Accusations of colluding with foreigners . . .
On Thursday, Hong Kong National Security Police arrested the editor-in-chief and four other directors of Apple Daily, a pro-democracy tabloid. The police accused them of “collusion with a foreign country or with external elements to endanger national security.” A senior police official said that the tabloid has published more than 30 articles since 2019 calling for other countries to sanction Hong Kong and mainland China. These articles, the police claimed, provided “ammunition for foreign countries” to impose sanctions. Five hundred police officers were also dispatched to the newspaper’s offices with a warrant that allowed them to search for and seize journalistic materials.
Diminishing space for pro-democratic activists . . .
These latest arrests are happening as Hong Kong authorities continue to strengthen their crackdown on pro-democratic activists in the city. Just three weeks ago, Apply Daily’s owner, Jimmy Lai, and nine other activists were sentenced to prison terms ranging from 14 to 18 months for their role in an unauthorized protest on October 1, 2019. More recently, citing public health restrictions, the police banned this year’s June 4 vigil, which has been a rallying ground for pro-democratic activists to commemorate China’s Tiananmen Square crackdown in 1989. However, Thursday’s arrest was the first time that police have used the National Security Law to arrest journalists over articles published in their newspaper.

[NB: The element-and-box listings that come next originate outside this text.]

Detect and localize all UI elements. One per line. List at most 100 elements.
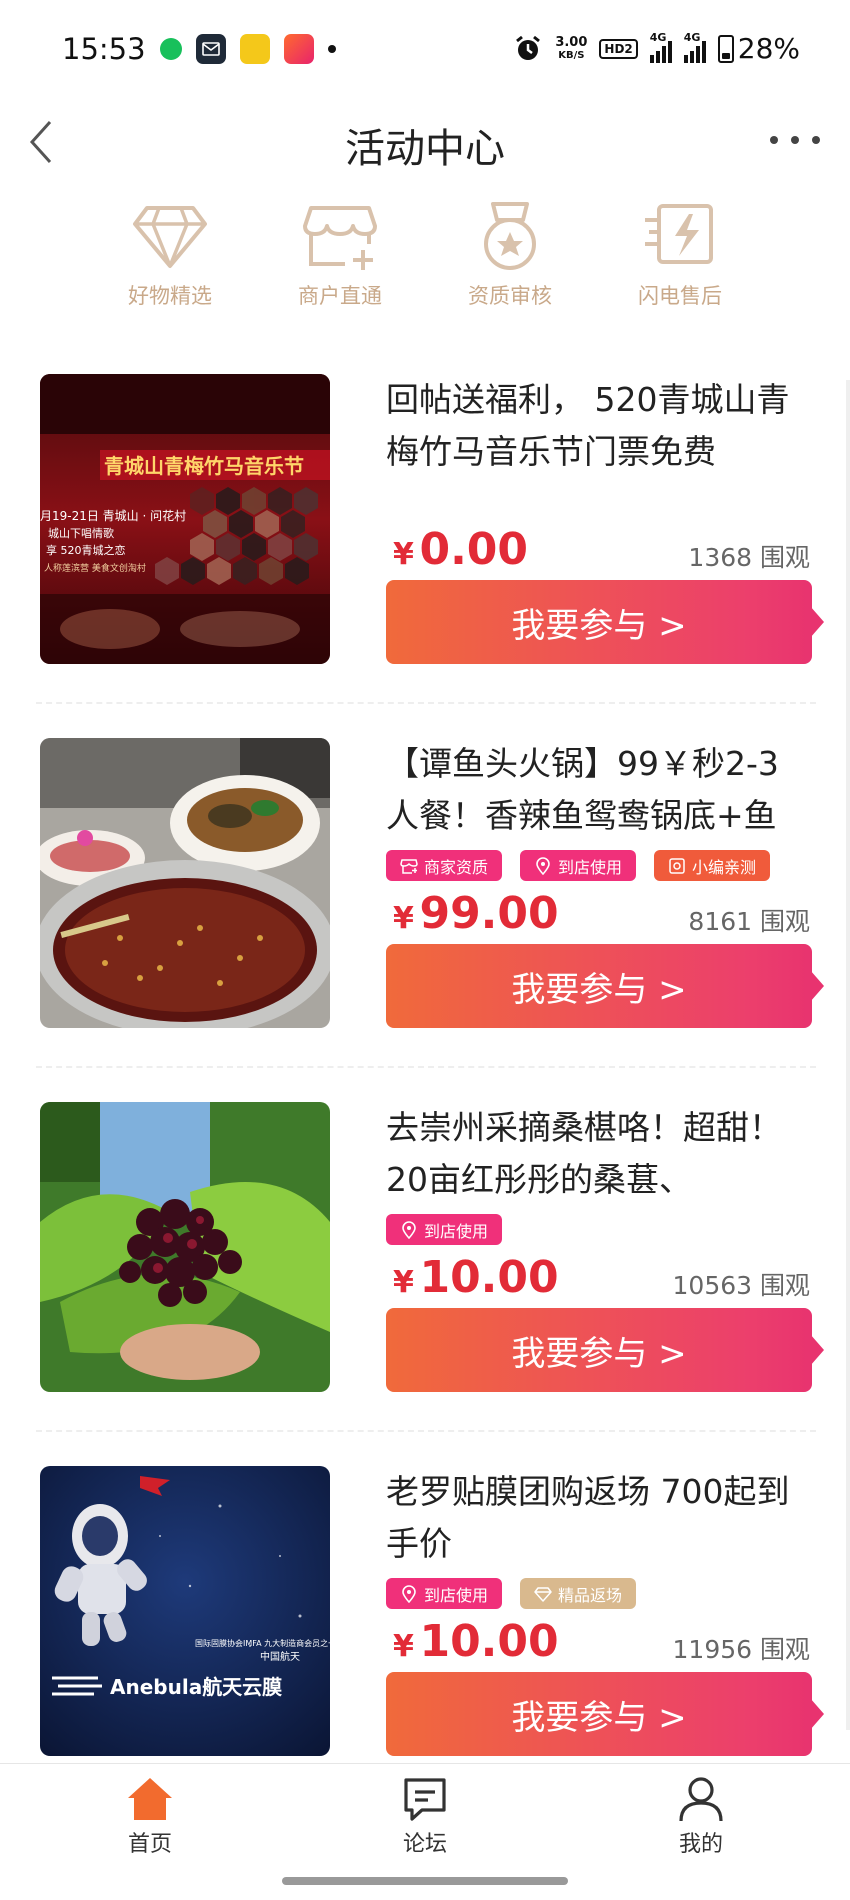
hd-badge: HD2: [599, 38, 638, 59]
activity-card[interactable]: 青城山青梅竹马音乐节 月19-21日 青城山 · 问花村 城山下唱情歌 享 52…: [0, 374, 850, 738]
hotpot-photo-image: [40, 738, 330, 1028]
tag-editor-tested: 小编亲测: [654, 850, 771, 881]
activity-title[interactable]: 去崇州采摘桑椹咯！超甜！20亩红彤彤的桑葚、: [386, 1102, 806, 1206]
feature-label: 闪电售后: [638, 284, 722, 308]
activity-price: ¥ 10.00: [393, 1252, 559, 1303]
activity-image-concert[interactable]: 青城山青梅竹马音乐节 月19-21日 青城山 · 问花村 城山下唱情歌 享 52…: [40, 374, 330, 664]
price-value: 10.00: [419, 1252, 559, 1303]
activity-image-mulberry[interactable]: [40, 1102, 330, 1392]
activity-image-anebula[interactable]: 国际固膜协会IMFA 九大制造商会员之一 中国航天 Anebula航天云膜: [40, 1466, 330, 1756]
meituan-icon: [240, 34, 270, 64]
nav-profile[interactable]: 我的: [641, 1774, 761, 1858]
anebula-poster-image: 国际固膜协会IMFA 九大制造商会员之一 中国航天 Anebula航天云膜: [40, 1466, 330, 1756]
divider: [36, 702, 816, 704]
activity-card[interactable]: 去崇州采摘桑椹咯！超甜！20亩红彤彤的桑葚、 到店使用 ¥ 10.00 1056…: [0, 1102, 850, 1466]
nav-forum[interactable]: 论坛: [365, 1774, 485, 1858]
feature-merchant-direct[interactable]: 商户直通: [270, 200, 410, 320]
lightning-icon: [645, 204, 713, 264]
poster-line: 城山下唱情歌: [48, 526, 114, 540]
app-520-icon: [284, 34, 314, 64]
join-button[interactable]: 我要参与 >: [386, 1308, 824, 1392]
mulberry-photo-image: [40, 1102, 330, 1392]
view-count: 8161 围观: [688, 907, 810, 936]
signal-icon-2: 4G: [683, 31, 706, 63]
poster-line: 人称莲滨营 美食文创淘村: [44, 562, 146, 574]
feature-good-picks[interactable]: 好物精选: [100, 200, 240, 320]
tag-label: 到店使用: [424, 1585, 489, 1605]
more-dot: [791, 136, 799, 144]
join-button[interactable]: 我要参与 >: [386, 580, 824, 664]
scrollbar[interactable]: [846, 380, 850, 1730]
forum-icon: [404, 1778, 446, 1821]
concert-poster-image: 青城山青梅竹马音乐节 月19-21日 青城山 · 问花村 城山下唱情歌 享 52…: [40, 374, 330, 664]
signal-2-label: 4G: [683, 30, 701, 44]
nav-label: 首页: [127, 1832, 172, 1857]
tag-label: 小编亲测: [692, 857, 757, 877]
poster-line: 享 520青城之恋: [46, 543, 126, 557]
signal-1-label: 4G: [649, 30, 667, 44]
page-title: 活动中心: [345, 126, 505, 172]
activity-price: ¥ 99.00: [393, 888, 559, 939]
brand-logo-text: Anebula航天云膜: [110, 1675, 282, 1699]
tag-merchant-qualification: 商家资质: [386, 850, 503, 881]
divider: [36, 1430, 816, 1432]
battery: 28%: [717, 32, 800, 65]
wechat-icon: [160, 38, 182, 60]
divider: [36, 1066, 816, 1068]
price-value: 99.00: [419, 888, 559, 939]
tag-label: 精品返场: [558, 1585, 623, 1605]
battery-icon: [717, 34, 734, 63]
battery-percent: 28%: [737, 32, 800, 65]
net-speed-unit: KB/S: [558, 49, 585, 61]
tag-list: 商家资质 到店使用 小编亲测: [386, 850, 771, 881]
net-speed-value: 3.00: [555, 34, 588, 50]
gesture-home-bar[interactable]: [282, 1877, 568, 1885]
activity-price: ¥ 0.00: [393, 524, 528, 575]
view-count: 11956 围观: [672, 1635, 810, 1664]
join-button[interactable]: 我要参与 >: [386, 1672, 824, 1756]
location-pin-icon: [402, 1220, 416, 1239]
tag-list: 到店使用 精品返场: [386, 1578, 637, 1609]
nav-home[interactable]: 首页: [90, 1774, 210, 1858]
profile-icon: [679, 1777, 723, 1822]
medal-icon: [484, 202, 536, 270]
diamond-icon: [133, 206, 207, 268]
feature-label: 好物精选: [128, 284, 212, 308]
activity-title[interactable]: 老罗贴膜团购返场 700起到手价: [386, 1466, 806, 1570]
location-pin-icon: [402, 1584, 416, 1603]
activity-title[interactable]: 回帖送福利， 520青城山青梅竹马音乐节门票免费: [386, 374, 806, 478]
feature-shortcuts: 好物精选 商户直通 资质审核 闪电售后: [100, 200, 750, 320]
status-time: 15:53: [62, 32, 146, 66]
activity-image-hotpot[interactable]: [40, 738, 330, 1028]
join-button[interactable]: 我要参与 >: [386, 944, 824, 1028]
price-value: 10.00: [419, 1616, 559, 1667]
location-pin-icon: [536, 856, 550, 875]
tag-premium-return: 精品返场: [520, 1578, 637, 1609]
price-currency: ¥: [393, 537, 414, 572]
feature-qualification-review[interactable]: 资质审核: [440, 200, 580, 320]
poster-title-text: 青城山青梅竹马音乐节: [104, 454, 304, 478]
store-tag-icon: [400, 858, 418, 874]
activity-title[interactable]: 【谭鱼头火锅】99￥秒2-3人餐！香辣鱼鸳鸯锅底+鱼: [386, 738, 806, 842]
brand-sub-text: 中国航天: [260, 1650, 300, 1663]
poster-line: 月19-21日 青城山 · 问花村: [40, 508, 186, 523]
tag-label: 到店使用: [558, 857, 623, 877]
diamond-tag-icon: [534, 1586, 552, 1602]
price-currency: ¥: [393, 901, 414, 936]
feature-label: 商户直通: [298, 284, 382, 308]
home-icon: [128, 1778, 172, 1820]
more-notifications-dot: [328, 45, 336, 53]
page-header: 活动中心: [0, 100, 850, 190]
more-dot: [812, 136, 820, 144]
tag-label: 到店使用: [424, 1221, 489, 1241]
notification-icons: [160, 34, 336, 64]
more-menu-button[interactable]: [770, 122, 820, 158]
nav-label: 我的: [678, 1832, 723, 1857]
price-value: 0.00: [419, 524, 529, 575]
tag-in-store-use: 到店使用: [386, 1214, 503, 1245]
activity-card[interactable]: 【谭鱼头火锅】99￥秒2-3人餐！香辣鱼鸳鸯锅底+鱼 商家资质 到店使用 小编亲…: [0, 738, 850, 1102]
view-count: 1368 围观: [688, 543, 810, 572]
price-currency: ¥: [393, 1265, 414, 1300]
tag-in-store-use: 到店使用: [386, 1578, 503, 1609]
feature-lightning-aftersale[interactable]: 闪电售后: [610, 200, 750, 320]
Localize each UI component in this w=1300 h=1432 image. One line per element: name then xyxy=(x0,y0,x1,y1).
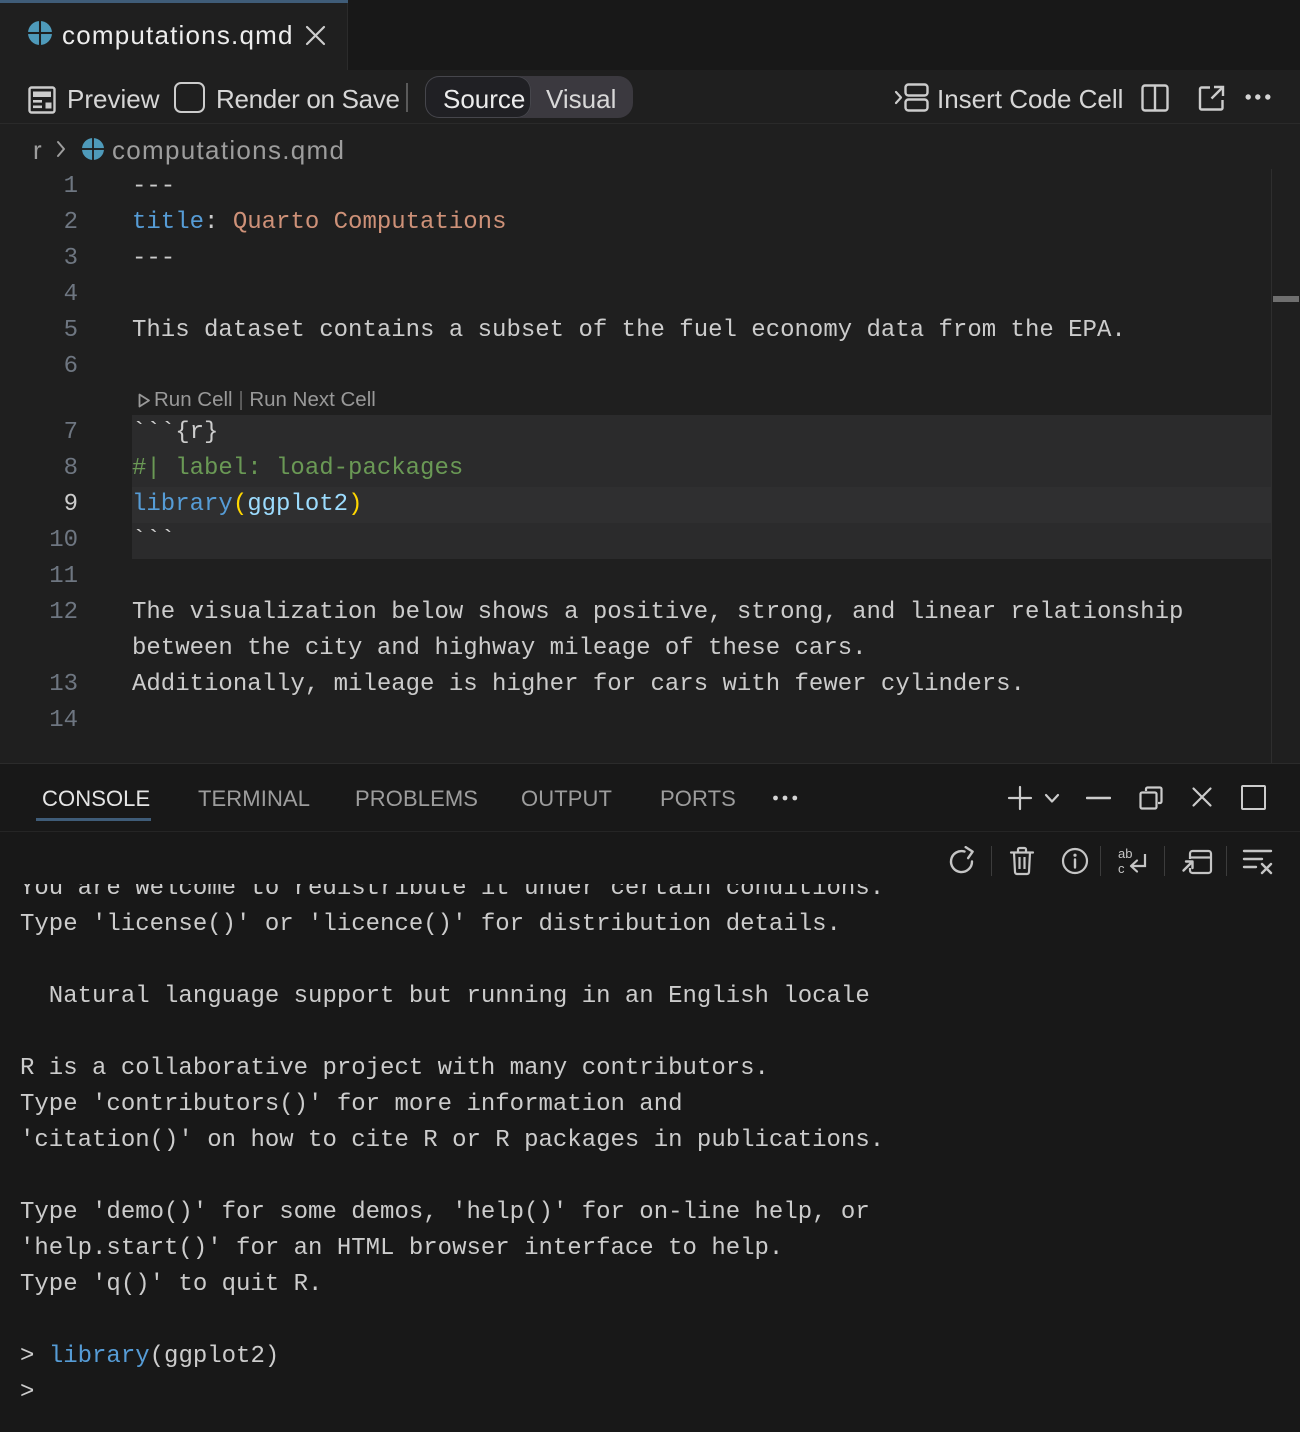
svg-text:c: c xyxy=(1118,861,1125,876)
svg-text:ab: ab xyxy=(1118,846,1132,861)
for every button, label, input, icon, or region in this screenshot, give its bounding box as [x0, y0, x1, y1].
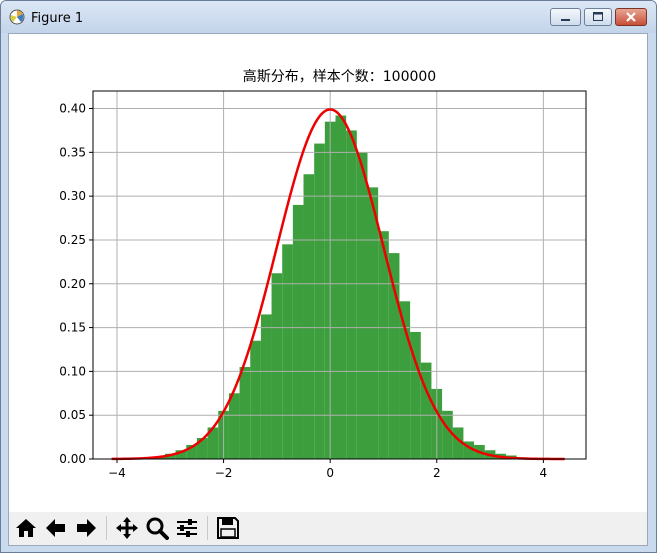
x-tick-label: −2	[215, 466, 233, 480]
back-button[interactable]	[43, 515, 69, 541]
y-tick-label: 0.25	[59, 233, 86, 247]
save-button[interactable]	[215, 515, 241, 541]
pan-button[interactable]	[114, 515, 140, 541]
minimize-button[interactable]	[550, 8, 581, 26]
y-tick-label: 0.30	[59, 189, 86, 203]
x-tick-label: 2	[433, 466, 441, 480]
histogram-bar	[346, 130, 357, 459]
histogram-bar	[282, 244, 293, 459]
close-icon	[626, 12, 636, 22]
histogram-bar	[271, 273, 283, 459]
y-tick-label: 0.10	[59, 364, 86, 378]
histogram-bar	[260, 314, 272, 459]
y-tick-label: 0.35	[59, 145, 86, 159]
histogram-bar	[335, 115, 347, 459]
y-tick-label: 0.20	[59, 277, 86, 291]
histogram-bar	[303, 174, 315, 460]
y-tick-label: 0.40	[59, 102, 86, 116]
x-tick-label: −4	[108, 466, 126, 480]
window-title: Figure 1	[31, 11, 84, 26]
matplotlib-logo-icon	[9, 9, 25, 25]
x-tick-label: 0	[326, 466, 334, 480]
histogram-chart: −4 −2 0 2 4 0.00 0.05 0.10 0.15 0.20 0.25 0.30 0.35 0…	[59, 68, 587, 480]
histogram-bar	[420, 362, 432, 459]
forward-button[interactable]	[73, 515, 99, 541]
histogram-bar	[356, 152, 368, 459]
histogram-bar	[250, 340, 261, 459]
home-icon	[16, 519, 36, 537]
x-tick-label: 4	[540, 466, 548, 480]
histogram-bar	[228, 393, 240, 459]
y-tick-label: 0.05	[59, 408, 86, 422]
configure-subplots-button[interactable]	[174, 515, 200, 541]
toolbar-separator	[106, 516, 107, 540]
figure-canvas: −4 −2 0 2 4 0.00 0.05 0.10 0.15 0.20 0.25 0.30 0.35 0…	[8, 33, 648, 546]
toolbar-separator	[207, 516, 208, 540]
title-bar[interactable]: Figure 1	[1, 1, 656, 33]
histogram-bar	[314, 143, 325, 459]
magnifier-icon	[146, 517, 169, 540]
y-tick-label: 0.15	[59, 321, 86, 335]
close-button[interactable]	[615, 8, 647, 26]
y-tick-label: 0.00	[59, 452, 86, 466]
histogram-bar	[292, 204, 304, 459]
move-icon	[116, 517, 138, 539]
zoom-button[interactable]	[144, 515, 170, 541]
maximize-icon	[593, 12, 603, 21]
arrow-left-icon	[46, 519, 65, 537]
sliders-icon	[177, 519, 197, 537]
chart-title: 高斯分布，样本个数：100000	[243, 68, 436, 85]
navigation-toolbar	[9, 512, 647, 545]
home-button[interactable]	[13, 515, 39, 541]
figure-window: Figure 1 −4 −2 0 2 4 0.00 0.05 0.10 0.15 0.20 0.25…	[0, 0, 657, 553]
floppy-icon	[217, 517, 239, 539]
histogram-bar	[367, 187, 379, 459]
histogram-bar	[239, 367, 251, 459]
histogram-bar	[442, 410, 453, 459]
maximize-button[interactable]	[584, 8, 612, 26]
arrow-right-icon	[77, 519, 96, 537]
minimize-icon	[561, 19, 570, 21]
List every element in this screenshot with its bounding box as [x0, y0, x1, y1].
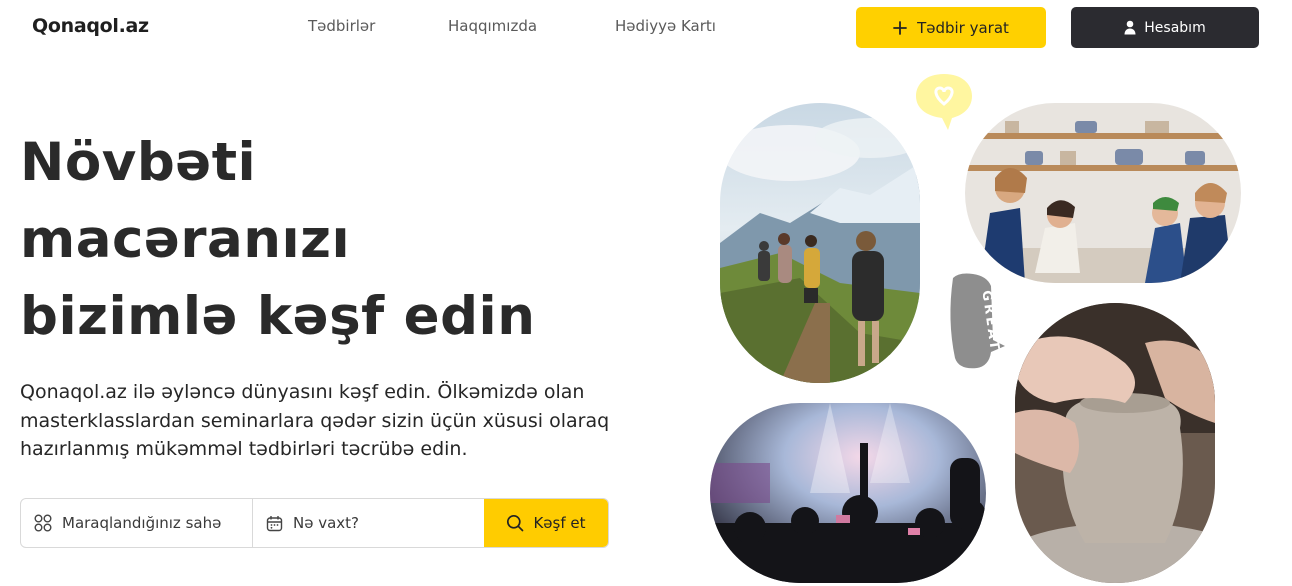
hero-title: Növbəti macəranızı bizimlə kəşf edin	[20, 124, 535, 355]
nav-link-events[interactable]: Tədbirlər	[308, 17, 375, 35]
interest-placeholder: Maraqlandığınız sahə	[62, 514, 222, 532]
site-logo[interactable]: Qonaqol.az	[32, 15, 149, 37]
concert-photo	[710, 403, 986, 583]
hiking-photo	[720, 103, 920, 383]
account-button[interactable]: Hesabım	[1071, 7, 1259, 48]
hero-title-line-2: macəranızı	[20, 209, 351, 270]
account-label: Hesabım	[1144, 19, 1206, 36]
heart-sticker-icon	[916, 74, 972, 130]
hero-title-line-1: Növbəti	[20, 132, 257, 193]
create-event-label: Tədbir yarat	[917, 18, 1009, 37]
hero-description: Qonaqol.az ilə əyləncə dünyasını kəşf ed…	[20, 381, 610, 460]
create-event-button[interactable]: Tədbir yarat	[856, 7, 1046, 48]
plus-icon	[893, 20, 907, 35]
grid-icon	[34, 514, 52, 532]
interest-select[interactable]: Maraqlandığınız sahə	[21, 499, 253, 547]
calendar-icon	[266, 515, 283, 531]
hero-title-line-3: bizimlə kəşf edin	[20, 286, 536, 347]
great-sticker: GREAT	[945, 270, 1009, 378]
pottery-wheel-photo	[1015, 303, 1215, 583]
pottery-class-photo	[965, 103, 1241, 283]
user-icon	[1124, 20, 1136, 35]
date-placeholder: Nə vaxt?	[293, 514, 360, 532]
nav-link-gift-card[interactable]: Hədiyyə Kartı	[615, 17, 716, 35]
search-submit-button[interactable]: Kəşf et	[484, 499, 608, 547]
date-select[interactable]: Nə vaxt?	[253, 499, 484, 547]
speech-bubble-icon	[950, 273, 1005, 369]
search-submit-label: Kəşf et	[533, 514, 586, 532]
search-bar: Maraqlandığınız sahə Nə vaxt? Kəşf et	[20, 498, 609, 548]
search-icon	[507, 514, 524, 532]
nav-link-about[interactable]: Haqqımızda	[448, 17, 537, 35]
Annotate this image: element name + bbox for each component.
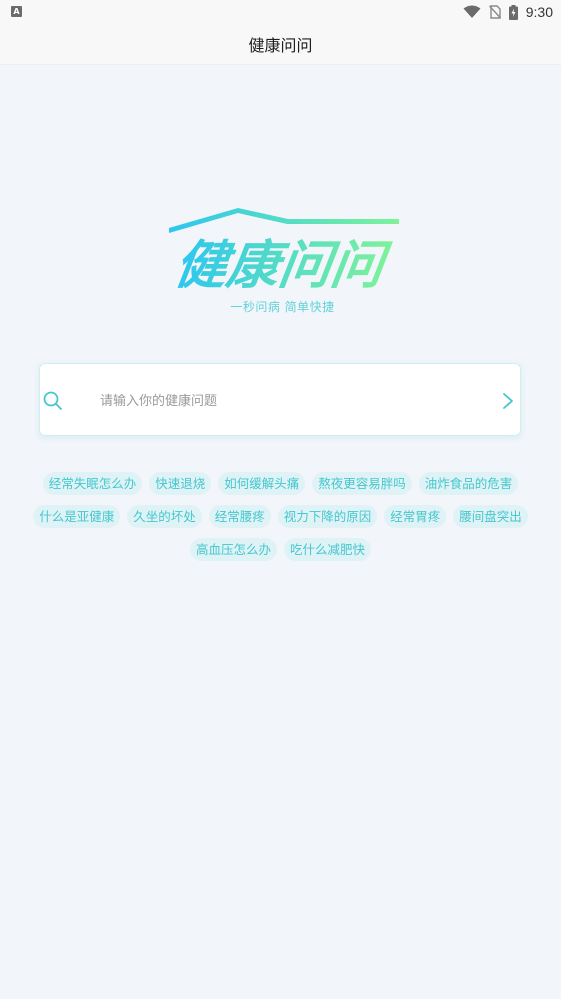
chevron-right-icon[interactable] <box>500 391 516 411</box>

Hong Kong’s status as a financial hub questioned . . .
The intensifying political crackdown has prompted some multinational companies and expatriates to consider leaving Hong Kong for other financial hubs. After the National Security Law came into force in July of last year, The New York Times relocated its Hong Kong office to Seoul, citing concerns about Beijing’s crackdown. The Times’s decision was echoed in the financial sector, as financial companies such as Vanguard and Motley Fool left the city last year. More recently, in a survey of its members, the American Chamber of Commerce found that 42 per cent of the respondents are considering or planning to leave Hong Kong. As companies and expatriates exit, Hong Kong’s status as Asia’s premier financial hub is in question.